Ile naprawdę ma dzieci? Dopiero niedawno wszystko wyszło na jaw
Małgorzata Foremniak była już od kilku lat żoną Waldemara Dzikiego, gdy jej córka z pierwszego małżeństwa trafiła do szpitala, gdzie w tym samym czasie przebywało też rodzeństwo pochodzące z poranionej przez los rodziny. Nie jest tajemnicą, że aktorka i jej mąż zdecydowali się przyjąć Milenę oraz Patryka pod swój dach i zaopiekowali się nimi, jakby ci byli ich własnymi dziećmi. Dopiero niedawno wyszło na jaw, że Małgorzata i Waldemar nigdy nie zostali rodzicami adopcyjnymi tej dwójki.
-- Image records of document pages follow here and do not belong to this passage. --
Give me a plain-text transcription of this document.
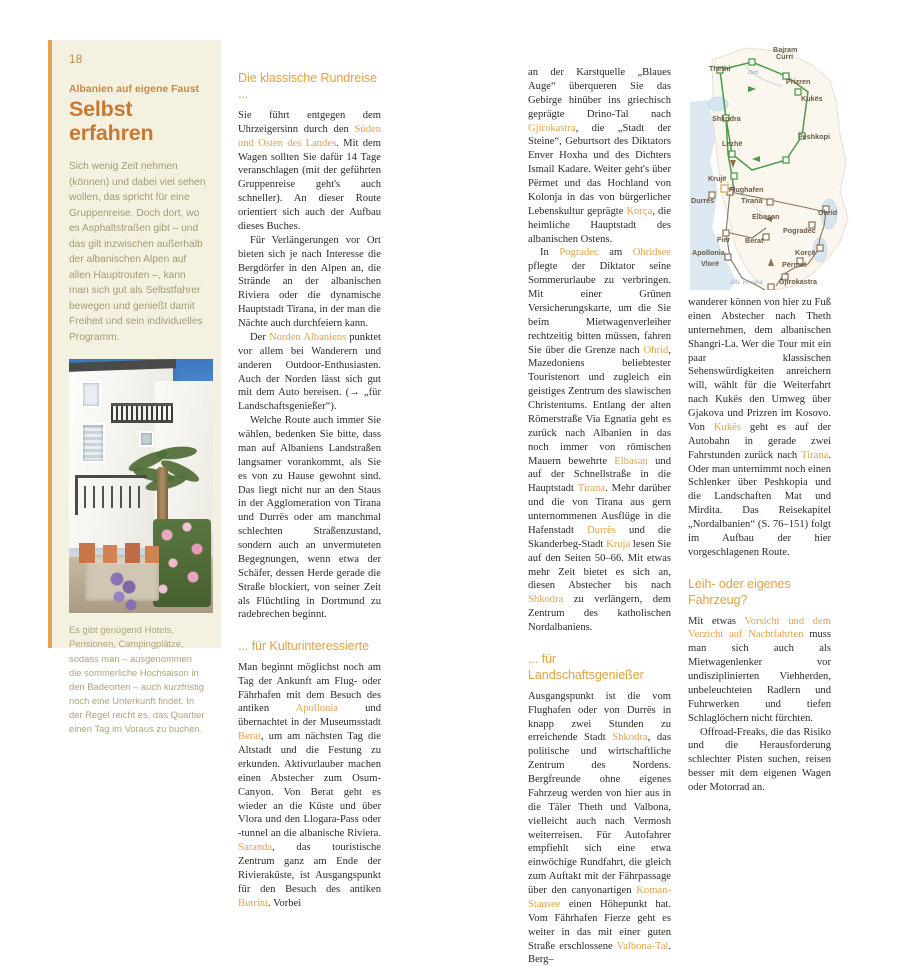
18
Albanien auf eigene Faust
Selbst erfahren

Sich wenig Zeit nehmen (können) und dabei viel sehen wollen, das spricht für eine Gruppenreise. Doch dort, wo es Asphaltstraßen gibt – und das gilt inzwischen außerhalb der albanischen Alpen auf allen Hauptrouten –, kann man sich gut als Selbstfahrer bewegen und genießt damit Freiheit und sein individuelles Programm.

Es gibt genügend Hotels, Pensionen, Campingplätze, sodass man – ausgenommen die sommerliche Hochsaison in den Badeorten – auch kurzfristig noch eine Unterkunft findet. In der Regel reicht es, das Quartier einen Tag im Voraus zu buchen.

Die klassische Rundreise ...

Sie führt entgegen dem Uhrzeigersinn durch den Süden und Osten des Landes. Mit dem Wagen sollten Sie dafür 14 Tage veranschlagen (mit der geführten Gruppenreise geht's auch schneller). An dieser Route orientiert sich auch der Aufbau dieses Buches.

Für Verlängerungen vor Ort bieten sich je nach Interesse die Bergdörfer in den Alpen an, die Strände an der albanischen Riviera oder die dynamische Hauptstadt Tirana, in der man die Nächte auch durchfeiern kann.

Der Norden Albaniens punktet vor allem bei Wanderern und anderen Outdoor-Enthusiasten. Auch der Norden lässt sich gut mit dem Auto bereisen. (→ „für Landschaftsgenießer“).

Welche Route auch immer Sie wählen, bedenken Sie bitte, dass man auf Albaniens Landstraßen langsamer vorankommt, als Sie es von zu Hause gewohnt sind. Das liegt nicht nur an den Staus in der Agglomeration von Tirana und Durrës oder am manchmal schlechten Straßenzustand, sondern auch an unvermuteten Begegnungen, wenn etwa der Schäfer, dessen Herde gerade die Straße blockiert, von seiner Zeit als Flüchtling in Dortmund zu radebrechen beginnt.

... für Kulturinteressierte

Man beginnt möglichst noch am Tag der Ankunft am Flug- oder Fährhafen mit dem Besuch des antiken Apollonia und übernachtet in der Museumsstadt Berat, um am nächsten Tag die Altstadt und die Festung zu erkunden. Aktivurlauber machen einen Abstecher zum Osum-Canyon. Von Berat geht es wieder an die Küste und über Vlora und den Llogara-Pass oder -tunnel an die albanische Riviera. Saranda, das touristische Zentrum ganz am Ende der Rivieraküste, ist Ausgangspunkt für den Besuch des antiken Butrint. Vorbei

an der Karstquelle „Blaues Auge“ überqueren Sie das Gebirge hinüber ins griechisch geprägte Drino-Tal nach Gjirokastra, die „Stadt der Steine“, Geburtsort des Diktators Enver Hoxha und des Dichters Ismail Kadare. Weiter geht's über Përmet und das Hochland von Kolonja in das von bürgerlicher Lebenskultur geprägte Korça, die heimliche Hauptstadt des albanischen Ostens.

In Pogradec am Ohridsee pflegte der Diktator seine Sommerurlaube zu verbringen. Mit einer Grünen Versicherungskarte, um die Sie beim Mietwagenverleiher rechtzeitig bitten müssen, fahren Sie über die Grenze nach Ohrid, Mazedoniens beliebtester Touristenort und zugleich ein geistiges Zentrum des slawischen Christentums. Entlang der alten Römerstraße Via Egnatia geht es zurück nach Albanien in das noch immer von römischen Mauern bewehrte Elbasan und auf der Schnellstraße in die Hauptstadt Tirana. Mehr darüber und die von Tirana aus gern unternommenen Ausflüge in die Hafenstadt Durrës und die Skanderbeg-Stadt Kruja lesen Sie auf den Seiten 50–66. Mit etwas mehr Zeit bietet es sich an, diesen Abstecher bis nach Shkodra zu verlängern, dem Zentrum des katholischen Nordalbaniens.

... für Landschaftsgenießer

Ausgangspunkt ist die vom Flughafen oder von Durrës in knapp zwei Stunden zu erreichende Stadt Shkodra, das politische und wirtschaftliche Zentrum des Nordens. Bergfreunde ohne eigenes Fahrzeug werden von hier aus in die Täler Theth und Valbona, vielleicht auch nach Vermosh weiterreisen. Für Autofahrer empfiehlt sich eine etwa einwöchige Rundfahrt, die gleich zum Auftakt mit der Fährpassage über den canyonartigen Koman-Stausee einen Höhepunkt hat. Vom Fährhafen Fierze geht es weiter in das mit einer guten Straße erschlossene Valbona-Tal. Berg–

Thethi
Bajram
Curri
Prizren
Shkodra
Kukës
Lezhë
Peshkopi
Krujë
Flughafen
Tirana
Durrës
Elbasan	Ohrid
Pogradec
Fier Berat
Apollonia	Korçë
Vlorë	Përmet
Gjirokastra
Alb. Riviera
Drin

wanderer können von hier zu Fuß einen Abstecher nach Theth unternehmen, dem albanischen Shangri-La. Wer die Tour mit ein paar klassischen Sehenswürdigkeiten anreichern will, wählt für die Weiterfahrt nach Kukës den Umweg über Gjakova und Prizren im Kosovo. Von Kukës geht es auf der Autobahn in gerade zwei Fahrstunden zurück nach Tirana. Oder man unternimmt noch einen Schlenker über Peshkopia und die Landschaften Mat und Mirdita. Das Reisekapitel „Nordalbanien“ (S. 76–151) folgt im Aufbau der hier vorgeschlagenen Route.

Leih- oder eigenes Fahrzeug?

Mit etwas Vorsicht und dem Verzicht auf Nachtfahrten muss man sich auch als Mietwagenlenker vor undisziplinierten Viehherden, unbeleuchteten Radlern und Fuhrwerken und tiefen Schlaglöchern nicht fürchten.

Offroad-Freaks, die das Risiko und die Herausforderung schlechter Pisten suchen, reisen besser mit dem eigenen Wagen oder Motorrad an.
Małgorzata Foremniak nigdy nie kryła, że nie jest odporna na ludzką krzywdę i jeśli tylko może pomóc komuś, kto potrzebuje pomocy, bez wahania to robi. Wiele lat temu, kiedy jej córka Ola była jeszcze mała, aktorka otworzyła swe serce i drzwi do swojego domu przed Mileną i Patrykiem - dziećmi, którymi biologiczni rodzice nie byli w stanie się opiekować. Od tamtej pory mówiła, że ma trójkę dzieci.
"Wzięłam do domu dzieci duże. To były dzieci, które miały skomplikowaną przeszłość i zapełniony 'twardy dysk'. Było to ogromne wyzwanie" - opowiadała w rozmowie z Magdą Mołek.
Aktorka latami nie prostowała powtarzanych przez media i - jak się okazuje - nieprawdziwych informacji, że adoptowała Milenę i Patryka. Uważała, że skoro ich kocha i zapewnia im opiekę, ma prawo czuć się ich... mamą i nie potrzebuje na to żadnego urzędowego potwierdzenia. Z drugiej strony zdawała sobie sprawę z tego, że nigdy nie zastąpi w ich sercach kobiety, która ich urodziła.
"Myślę, że takiej miłości biologicznej nie jest nic w stanie zastąpić" - stwierdziła w cytowanym już wyżej wywiadzie.
"To była dla mnie lekcja, czym jest rodzicielstwo" - powiedziała, zapytana, jak radziła sobie w opiece nad swymi wychowankami, dodając, że nieraz płakała z bezsilności w poduszkę, gdy słyszała w odniesieniu do siebie słowo "ciocia".
"Tak do mnie mówiły moje dzieci. Dostały wybór, wybrały to właśnie określenie" - wspomina.
Po rozwodzie z Waldemarem Dzikim Małgorzata Foremniak samotnie zajmowała się trójką dorastających pociech. Nadszedł jednak w końcu moment, gdy Aleksandra, a także Milena i Patryk wyfrunęli z gniazda i zaczęli żyć na własny rachunek.
Aktorka przyznaje, że ze swoimi dziećmi "z wyboru" nie ma obecnie relacji takich, jakie chciałaby mieć. Nigdy nie ingerowała w ich sprawy, nigdy nie chciała wpływać na ich decyzje. Pytana, jak potoczyło się ich życie, mówi, że nie jest upoważniona, aby o tym mówić.
"Szanuję prywatność moich dzieci i nie chcę się rozwodzić na ich temat. Są w innym miejscu w życiu. Daliśmy sobie wzajemnie coś, co jest bardzo ważne" - powiedziała podczas wizyty w "Dzień Dobry TVN".
Małgorzata Foremniak, choć już od kilku lat ma z Mileną i Patrykiem jedynie okazjonalny kontakt, zapewnia w wywiadach, że drzwi jej domu zawsze były i wciąż są dla nich otwarte.
"Gdyby coś się działo, jestem. Wystarczy, że dadzą mi znak" - zadeklarowała ostatnio.